Quali sono i Paesi più poveri del mondo? Ecco le 10 nazioni meno ricche secondo i dati aggiornati del PIL pro capite.
La classifica aggiornata al 2025 dei Paesi più poveri del mondo mostra ancora una volta che è l’Africa subsahariana a soffrire maggiormente per mancanza di crescita, di accesso alle risorse, di standard di vita dignitosi, di soddisfazione dei bisogni primari. In sintesi, a causa della povertà.
Come sottolineato nel report di World Bank Group 2024, quasi 700 milioni di persone (l’8,5% della popolazione mondiale) vivono in condizioni di povertà estrema, con meno di 2,15 dollari al giorno. Secondo il rapporto relativo allo scorso anno, nell’Africa subsahariana si concentrava il 67% delle persone povere a livello globale.
Osservando i dati di aprile 2025 del PIL pro capite elaborati dal FMI il quadro generale non cambia, con i Paesi più poveri al mondo concentrati ancora nella regione dell’Africa subsahariana. La classifica aggiornata.
PIL pro capite, un parametro che certifica la povertà
È difficile conoscere a priori le cause della povertà a lungo termine. Allo stesso modo, non è possibile definire con certezza un metodo di calcolo infallibile che permetta di stabilire a livello assoluto quale sia il Paese più povero di tutti. A tal fine, però, ci giunge in aiuto il PIL pro capite, che viene utilizzato come valore metrico standard dalla comunità internazionale.
Questo dato, che si aggiorna continuamente in base a diversi fattori, è uno stretto parente del PIL ma, a differenza di esso, riesce a fotografare meglio la situazione. Difatti, parametrando le differenze del costo della vita e dell’inflazione, l’indice del potere d’acquisto certifica universalmente la debolezza economica di un popolo.
In sintesi, come indicato dal Mef, si tratta del:
rapporto tra il valore del PIL del Paese nel periodo considerato e il suo numero di abitanti. L’indicatore fornisce una misura del tenore di vita registrato in media nel Paese.
I 10 Paesi più poveri del mondo: la classifica 2025
Tutta l’Africa subsahariana conta un PIL pro capite di 1.590 dollari annui, un valore che mostra tutta la fragilità dell’area se confrontato con quello di 64.000 dollari annui delle principali economie mondiali (il G7).

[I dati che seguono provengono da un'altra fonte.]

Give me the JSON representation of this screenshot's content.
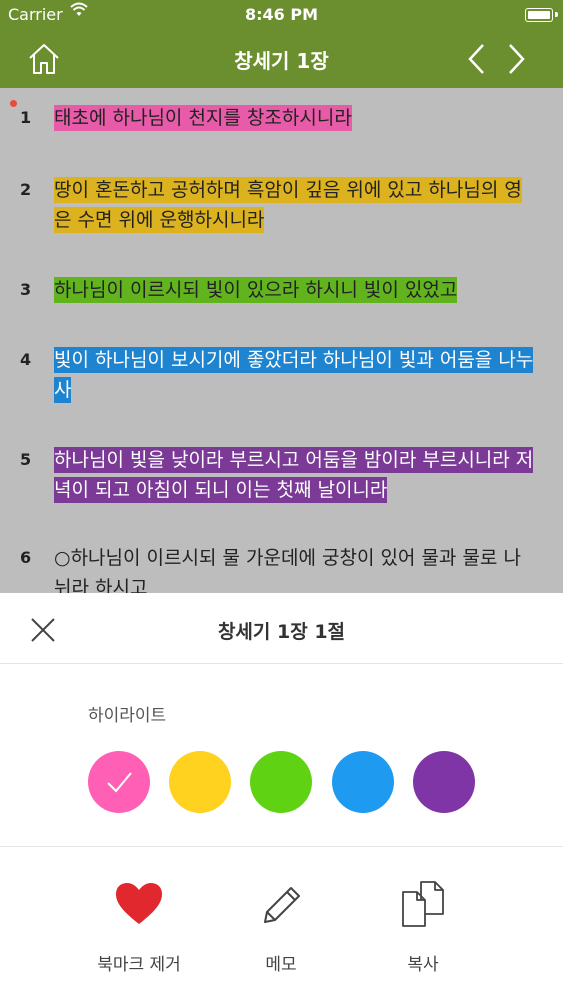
{
  "status_bar": {
    "carrier": "Carrier",
    "time": "8:46 PM"
  },
  "nav": {
    "title": "창세기 1장"
  },
  "verses": [
    {
      "num": "1",
      "text": "태초에 하나님이 천지를 창조하시니라",
      "highlight": "#e85ba8"
    },
    {
      "num": "2",
      "text": "땅이 혼돈하고 공허하며 흑암이 깊음 위에 있고 하나님의 영은 수면 위에 운행하시니라",
      "highlight": "#dcb21f"
    },
    {
      "num": "3",
      "text": "하나님이 이르시되 빛이 있으라 하시니 빛이 있었고",
      "highlight": "#62b41e"
    },
    {
      "num": "4",
      "text": "빛이 하나님이 보시기에 좋았더라 하나님이 빛과 어둠을 나누사",
      "highlight": "#1e84cf"
    },
    {
      "num": "5",
      "text": "하나님이 빛을 낮이라 부르시고 어둠을 밤이라 부르시니라 저녁이 되고 아침이 되니 이는 첫째 날이니라",
      "highlight": "#7a3a96"
    },
    {
      "num": "6",
      "text": "○하나님이 이르시되 물 가운데에 궁창이 있어 물과 물로 나뉘라 하시고",
      "highlight": ""
    }
  ],
  "sheet": {
    "title": "창세기 1장 1절",
    "highlight_label": "하이라이트",
    "colors": [
      {
        "name": "pink",
        "hex": "#ff5fb4",
        "selected": true
      },
      {
        "name": "yellow",
        "hex": "#ffd21f",
        "selected": false
      },
      {
        "name": "green",
        "hex": "#5fd214",
        "selected": false
      },
      {
        "name": "blue",
        "hex": "#1e9bf0",
        "selected": false
      },
      {
        "name": "purple",
        "hex": "#7f35a6",
        "selected": false
      }
    ],
    "actions": {
      "remove_bookmark": "북마크 제거",
      "memo": "메모",
      "copy": "복사"
    }
  },
  "colors": {
    "nav_bg": "#6b8e2e",
    "bookmark_red": "#e0282e"
  }
}
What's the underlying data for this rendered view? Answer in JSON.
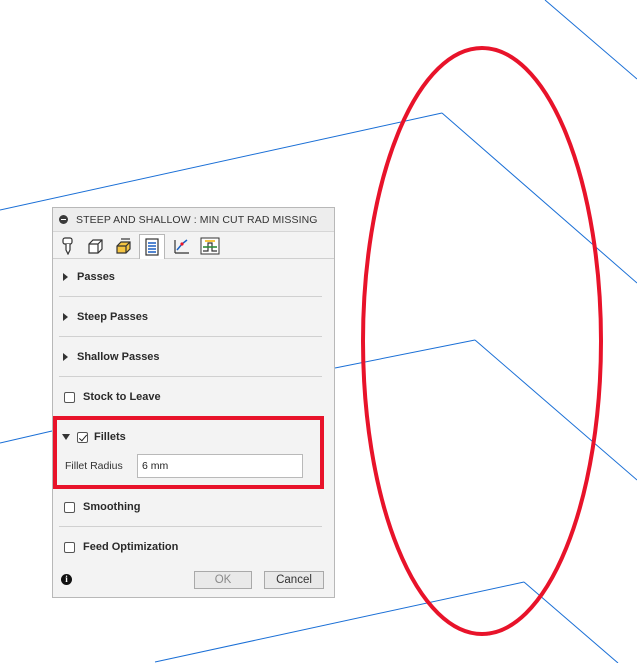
{
  "dialog": {
    "title": "STEEP AND SHALLOW : MIN CUT RAD MISSING",
    "tabs": [
      {
        "icon": "tool-icon"
      },
      {
        "icon": "geometry-icon"
      },
      {
        "icon": "heights-icon"
      },
      {
        "icon": "passes-icon",
        "active": true
      },
      {
        "icon": "linking-icon"
      },
      {
        "icon": "shape-icon"
      }
    ],
    "sections": {
      "passes": "Passes",
      "steep_passes": "Steep Passes",
      "shallow_passes": "Shallow Passes",
      "stock_to_leave": "Stock to Leave",
      "fillets": "Fillets",
      "smoothing": "Smoothing",
      "feed_optimization": "Feed Optimization"
    },
    "checkbox_states": {
      "stock_to_leave": false,
      "fillets": true,
      "smoothing": false,
      "feed_optimization": false
    },
    "fillet_radius": {
      "label": "Fillet Radius",
      "value": "6 mm"
    },
    "ok_label": "OK",
    "cancel_label": "Cancel",
    "info_symbol": "i"
  },
  "annotation_colors": {
    "highlight": "#e8132a",
    "model_lines": "#1a6fd6"
  }
}
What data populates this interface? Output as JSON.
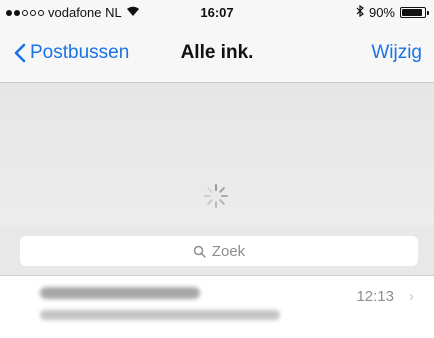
{
  "status_bar": {
    "carrier": "vodafone NL",
    "time": "16:07",
    "battery_text": "90%",
    "battery_level": 0.9,
    "signal_bars_filled": 2,
    "signal_bars_total": 5
  },
  "nav": {
    "back_label": "Postbussen",
    "title": "Alle ink.",
    "edit_label": "Wijzig"
  },
  "search": {
    "placeholder": "Zoek"
  },
  "mail_list": [
    {
      "time": "12:13",
      "chevron": "›"
    }
  ],
  "colors": {
    "accent": "#1a73e8"
  },
  "icons": {
    "back": "chevron-left-icon",
    "search": "magnifier-icon",
    "refresh": "spinner-icon"
  }
}
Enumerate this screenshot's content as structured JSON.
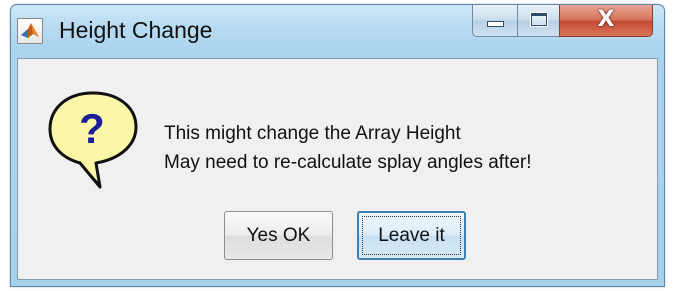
{
  "window": {
    "title": "Height Change",
    "app_icon": "matlab-icon",
    "caption_buttons": {
      "minimize_icon": "minimize-icon",
      "maximize_icon": "maximize-icon",
      "close_glyph": "X"
    }
  },
  "dialog": {
    "icon": "question-icon",
    "icon_glyph": "?",
    "message_line1": "This might change the Array Height",
    "message_line2": "May need to re-calculate splay angles after!"
  },
  "buttons": {
    "yes_label": "Yes OK",
    "leave_label": "Leave it"
  },
  "colors": {
    "titlebar": "#b9dcf2",
    "close_button": "#c34a32",
    "bubble_fill": "#fcf6a8",
    "question_mark": "#1b1f9a",
    "focused_button_border": "#3c7fb1"
  }
}
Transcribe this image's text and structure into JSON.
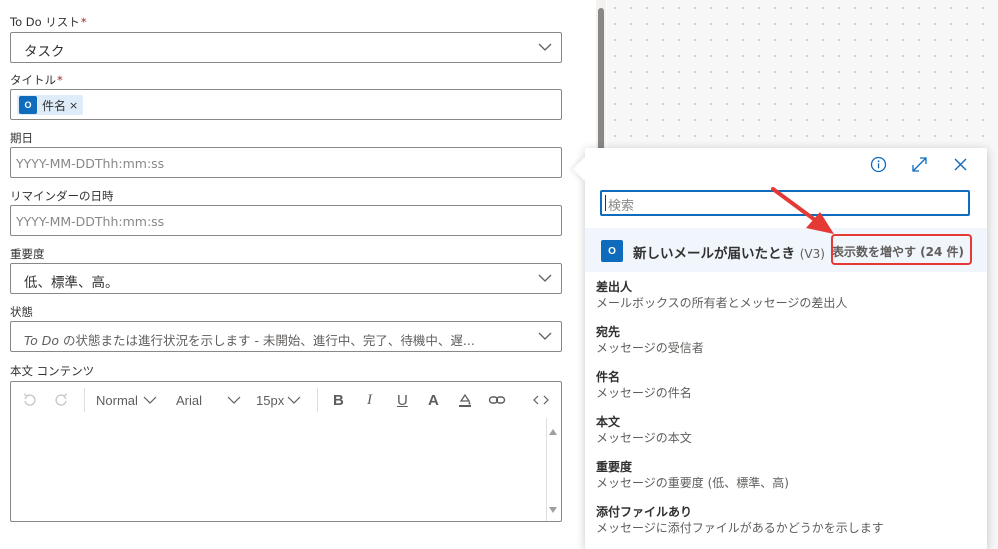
{
  "form": {
    "todo_list": {
      "label": "To Do リスト",
      "required": "*",
      "value": "タスク"
    },
    "title": {
      "label": "タイトル",
      "required": "*",
      "token_label": "件名",
      "token_remove": "×",
      "token_icon": "outlook-icon"
    },
    "due_date": {
      "label": "期日",
      "placeholder": "YYYY-MM-DDThh:mm:ss"
    },
    "reminder": {
      "label": "リマインダーの日時",
      "placeholder": "YYYY-MM-DDThh:mm:ss"
    },
    "importance": {
      "label": "重要度",
      "value": "低、標準、高。"
    },
    "status": {
      "label": "状態",
      "placeholder_em": "To Do",
      "placeholder_rest": " の状態または進行状況を示します - 未開始、進行中、完了、待機中、遅..."
    },
    "body": {
      "label": "本文 コンテンツ",
      "font_style": "Normal",
      "font_family": "Arial",
      "font_size": "15px"
    }
  },
  "popup": {
    "search_placeholder": "検索",
    "trigger_title": "新しいメールが届いたとき",
    "trigger_version": "(V3)",
    "show_more": "表示数を増やす (24 件)",
    "items": [
      {
        "title": "差出人",
        "desc": "メールボックスの所有者とメッセージの差出人"
      },
      {
        "title": "宛先",
        "desc": "メッセージの受信者"
      },
      {
        "title": "件名",
        "desc": "メッセージの件名"
      },
      {
        "title": "本文",
        "desc": "メッセージの本文"
      },
      {
        "title": "重要度",
        "desc": "メッセージの重要度 (低、標準、高)"
      },
      {
        "title": "添付ファイルあり",
        "desc": "メッセージに添付ファイルがあるかどうかを示します"
      }
    ]
  },
  "colors": {
    "accent": "#0f6cbd",
    "highlight": "#e53935",
    "arrow": "#e53935"
  }
}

Per curiosità, secondo le stime FMI di aprile 2025 l’UE registra 44.000 dollari annui di PIL pro capite e il Nord America 66.000 dollari annui.
Sotto la soglia dei 10.000 annui ci sono le regioni del mondo del Sud America, Asia e Pacifico, America centrale, Sud-Est asiatico, Nord Africa, Asia meridionale, Africa subsahariana.
Per trovare i Paesi più poveri a livello globale bisogna concentrarsi su queste regioni.
10. Niger
Con un PIL pro capite di 751 dollari, il Niger è il decimo Paese più povero al mondo.
Situato nell’Africa occidentale, nel cuore del Sahel, il Niger ha un’economia fortemente dipendente dall’agricoltura. Nonostante i continui sforzi per migliorare la situazione, la povertà rimane una sfida importante. Nel 2024, secondo World Bank, il tasso di povertà estrema si attestava al 45,3%. Si prevede che scenderà al 35,8% entro il 2027, trainato dalla forte crescita prevista nel settore agricolo.
Le prospettive però sono soggette a rischi al ribasso legati alle minacce alla sicurezza, agli shock climatici, alle difficoltà di rinnovo e rifinanziamento del debito e alle pressioni nel settore bancario.
Dal colpo di stato del 26 luglio 2023, il Niger è governato da un regime militare, con il generale Abdourahmane Tiani. Il capo militare della nazione ha prestato giuramento come presidente del Paese a marzo 2025, per un periodo transitorio di cinque anni.
9. Repubblica Democratica del Congo
La Repubblica Centrafricana registra un PIL pro capite di 742 dollari. Indipendente dal 1960, questa ex colonia francese presenta uno degli indici di sviluppo umano più bassi a livello mondiale. Ricco di uranio, diamanti, petrolio e oro, il territorio presenta molte risorse naturali che, in gran parte, risultano essere poco sfruttate.
Molto importante la selvicoltura e l’agricoltura. Quest’ultima è caratterizzata dalla coltivazione e vendita di colture come arachidi, mais e manioca. Da non trascurare le zone selvagge che sono potenzialmente delle interessanti destinazioni per gli amanti dell’eco-turismo oltre che delle riserve preziose per la conservazione di diverse specie.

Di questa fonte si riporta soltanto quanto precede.